Safe under water
the ozone hole above Antarctica may not be damaging life in the ocean below. A team of researchers led by Kevin Arrigo of Stanford University in California, usa , has concluded that increased ultraviolet radiation has hardly affected marine plankton, the base of the ocean's food web.
The team has created computer models of phytoplankton growth over a year in the Southern Hemisphere before and after the ozone hole appeared in the 1980s. They included such factors as the position of the ozone hole, cloud cover and uv-b strength (the type of ultraviolet radiation that increases as atmospheric ozone declines).
The researchers used two models to find out what increased uv-b did to phytoplankton.One model was based on data from 1992, a year with a huge ozone hole, while the other was fed with the same parameters except for the ozone levels, which were taken from 1978, a year of normal conditions before the hole appeared.

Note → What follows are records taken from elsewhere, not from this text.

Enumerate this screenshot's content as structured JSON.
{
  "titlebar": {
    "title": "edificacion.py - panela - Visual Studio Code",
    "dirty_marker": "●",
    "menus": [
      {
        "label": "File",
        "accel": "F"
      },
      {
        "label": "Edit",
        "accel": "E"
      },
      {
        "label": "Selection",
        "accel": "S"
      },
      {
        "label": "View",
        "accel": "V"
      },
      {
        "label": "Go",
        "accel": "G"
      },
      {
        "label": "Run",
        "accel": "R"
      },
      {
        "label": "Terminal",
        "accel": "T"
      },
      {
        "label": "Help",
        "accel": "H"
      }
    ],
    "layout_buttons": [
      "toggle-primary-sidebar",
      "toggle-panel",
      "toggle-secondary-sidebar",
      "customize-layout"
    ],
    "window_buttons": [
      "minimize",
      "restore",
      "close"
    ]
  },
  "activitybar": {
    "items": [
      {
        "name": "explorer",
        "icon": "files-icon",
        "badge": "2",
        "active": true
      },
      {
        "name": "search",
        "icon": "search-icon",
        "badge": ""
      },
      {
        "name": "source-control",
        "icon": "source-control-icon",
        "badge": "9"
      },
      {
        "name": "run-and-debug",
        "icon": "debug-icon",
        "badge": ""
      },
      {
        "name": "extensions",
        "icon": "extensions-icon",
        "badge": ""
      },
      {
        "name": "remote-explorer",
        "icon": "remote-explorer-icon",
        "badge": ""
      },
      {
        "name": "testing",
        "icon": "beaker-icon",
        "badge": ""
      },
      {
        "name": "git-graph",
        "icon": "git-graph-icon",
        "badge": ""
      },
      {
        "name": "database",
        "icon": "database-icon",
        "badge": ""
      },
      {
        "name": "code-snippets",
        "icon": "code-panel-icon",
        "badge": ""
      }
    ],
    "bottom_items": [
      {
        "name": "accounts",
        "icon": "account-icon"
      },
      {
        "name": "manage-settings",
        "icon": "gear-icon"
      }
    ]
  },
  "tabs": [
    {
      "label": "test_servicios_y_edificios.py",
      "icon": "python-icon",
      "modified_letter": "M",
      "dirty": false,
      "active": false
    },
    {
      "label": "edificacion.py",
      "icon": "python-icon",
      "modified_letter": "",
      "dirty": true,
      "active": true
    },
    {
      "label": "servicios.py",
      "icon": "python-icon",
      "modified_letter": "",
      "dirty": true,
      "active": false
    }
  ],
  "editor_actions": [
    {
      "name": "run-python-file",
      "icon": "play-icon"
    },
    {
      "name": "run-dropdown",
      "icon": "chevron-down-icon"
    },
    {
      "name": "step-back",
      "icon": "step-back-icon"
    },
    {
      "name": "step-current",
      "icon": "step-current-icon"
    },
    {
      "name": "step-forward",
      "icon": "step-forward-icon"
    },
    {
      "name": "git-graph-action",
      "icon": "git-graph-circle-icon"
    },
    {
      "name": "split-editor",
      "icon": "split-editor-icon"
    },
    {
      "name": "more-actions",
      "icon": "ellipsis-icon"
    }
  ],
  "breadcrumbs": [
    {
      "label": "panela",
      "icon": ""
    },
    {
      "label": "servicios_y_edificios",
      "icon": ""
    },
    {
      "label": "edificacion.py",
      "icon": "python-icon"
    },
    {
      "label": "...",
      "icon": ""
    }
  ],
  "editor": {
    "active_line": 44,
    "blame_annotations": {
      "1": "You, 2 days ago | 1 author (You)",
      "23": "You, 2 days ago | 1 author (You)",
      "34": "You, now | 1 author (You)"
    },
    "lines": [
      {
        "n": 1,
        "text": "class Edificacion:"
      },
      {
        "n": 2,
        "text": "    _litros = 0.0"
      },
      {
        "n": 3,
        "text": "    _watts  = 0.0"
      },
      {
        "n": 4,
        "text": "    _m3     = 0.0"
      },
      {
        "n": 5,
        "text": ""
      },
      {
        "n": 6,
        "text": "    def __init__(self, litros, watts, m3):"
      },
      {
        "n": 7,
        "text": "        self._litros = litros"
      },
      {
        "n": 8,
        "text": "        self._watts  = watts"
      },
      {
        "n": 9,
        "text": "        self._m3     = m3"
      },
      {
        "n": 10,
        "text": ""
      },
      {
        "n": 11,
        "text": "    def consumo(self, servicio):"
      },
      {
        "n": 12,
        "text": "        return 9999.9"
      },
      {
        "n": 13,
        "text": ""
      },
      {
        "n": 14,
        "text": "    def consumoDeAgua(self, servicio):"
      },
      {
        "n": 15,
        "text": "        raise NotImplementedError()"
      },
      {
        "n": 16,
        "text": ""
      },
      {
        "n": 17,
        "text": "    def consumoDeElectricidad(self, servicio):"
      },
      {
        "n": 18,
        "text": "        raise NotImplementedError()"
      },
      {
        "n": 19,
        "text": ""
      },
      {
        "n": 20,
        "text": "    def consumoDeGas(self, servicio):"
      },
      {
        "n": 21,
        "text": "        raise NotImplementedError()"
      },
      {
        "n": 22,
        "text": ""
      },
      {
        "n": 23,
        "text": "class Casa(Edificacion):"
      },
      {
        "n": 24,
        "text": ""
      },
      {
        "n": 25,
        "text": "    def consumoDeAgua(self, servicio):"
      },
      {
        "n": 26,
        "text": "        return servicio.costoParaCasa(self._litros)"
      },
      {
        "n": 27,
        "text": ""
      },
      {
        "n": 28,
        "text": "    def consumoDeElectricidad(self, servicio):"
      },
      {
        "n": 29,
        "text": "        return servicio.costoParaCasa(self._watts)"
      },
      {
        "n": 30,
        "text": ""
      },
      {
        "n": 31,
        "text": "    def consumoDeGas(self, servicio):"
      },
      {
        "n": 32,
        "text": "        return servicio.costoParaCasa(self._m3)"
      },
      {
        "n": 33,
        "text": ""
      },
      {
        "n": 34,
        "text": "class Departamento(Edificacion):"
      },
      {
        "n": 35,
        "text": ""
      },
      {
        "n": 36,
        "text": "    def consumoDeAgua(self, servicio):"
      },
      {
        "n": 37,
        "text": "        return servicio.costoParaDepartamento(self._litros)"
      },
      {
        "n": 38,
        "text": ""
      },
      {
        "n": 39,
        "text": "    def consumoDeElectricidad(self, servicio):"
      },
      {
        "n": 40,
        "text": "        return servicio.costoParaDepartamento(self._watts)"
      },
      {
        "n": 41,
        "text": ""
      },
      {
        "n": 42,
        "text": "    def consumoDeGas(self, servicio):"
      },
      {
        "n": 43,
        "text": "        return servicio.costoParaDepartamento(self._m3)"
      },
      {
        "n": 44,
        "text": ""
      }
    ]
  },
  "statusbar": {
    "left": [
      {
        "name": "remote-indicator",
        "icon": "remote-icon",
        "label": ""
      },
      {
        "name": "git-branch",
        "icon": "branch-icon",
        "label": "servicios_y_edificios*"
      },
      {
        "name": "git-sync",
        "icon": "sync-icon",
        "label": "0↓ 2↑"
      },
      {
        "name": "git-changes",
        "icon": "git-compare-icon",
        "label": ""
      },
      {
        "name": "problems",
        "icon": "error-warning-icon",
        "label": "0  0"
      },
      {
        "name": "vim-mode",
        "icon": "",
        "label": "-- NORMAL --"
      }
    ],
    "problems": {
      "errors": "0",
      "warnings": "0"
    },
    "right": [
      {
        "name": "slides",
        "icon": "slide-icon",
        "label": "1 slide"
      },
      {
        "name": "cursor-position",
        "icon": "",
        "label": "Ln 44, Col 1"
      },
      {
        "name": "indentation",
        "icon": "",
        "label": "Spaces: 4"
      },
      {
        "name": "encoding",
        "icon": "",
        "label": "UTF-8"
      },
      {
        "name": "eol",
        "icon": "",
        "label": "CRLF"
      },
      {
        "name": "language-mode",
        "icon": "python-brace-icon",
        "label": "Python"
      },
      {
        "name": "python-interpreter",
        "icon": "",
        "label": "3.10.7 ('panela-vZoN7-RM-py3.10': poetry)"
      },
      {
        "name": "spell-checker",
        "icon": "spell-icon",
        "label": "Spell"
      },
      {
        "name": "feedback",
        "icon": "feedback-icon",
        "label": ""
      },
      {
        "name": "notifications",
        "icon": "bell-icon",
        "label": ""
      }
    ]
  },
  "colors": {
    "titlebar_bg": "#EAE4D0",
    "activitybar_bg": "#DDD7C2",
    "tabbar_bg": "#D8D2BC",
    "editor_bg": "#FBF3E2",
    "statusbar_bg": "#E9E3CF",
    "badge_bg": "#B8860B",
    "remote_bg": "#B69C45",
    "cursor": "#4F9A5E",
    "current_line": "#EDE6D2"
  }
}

They found that over the Southern Hemisphere ecosystem as a whole, primary plankton production decreased by about 1 per cent in 1992, which is significantly lower than other estimates. The latest findings do not dispute the results of a number of studies showing that increased uv-b can stunt phytoplankton growth by 10 per cent or more in localised areas or in the laboratory. The difference is that Arrigo's study looked at the total picture of uv-b for the whole ocean (New Scientist , Vol 165, No 2226).
What earlier researchers had done was scale up measurements of plankton growth beneath the hole and elsewhere to calculate an overall effect for the whole Southern Ocean. But although they knew that factors such as cloud cover were important, they are difficult to include in such calculations.
"On a cloudy day under a deep hole, there's still not nearly as much uv flux as on a clear day with no hole," says Arrigo. Another important factor is that, at any given time, around 80 per cent of the Southern Hemisphere's ozone hole is over ice. So, only a small fraction of plankton in the Southern Ocean waters feels the full brunt of ozone depletion, he says. Both these factors were incorporated into the new models.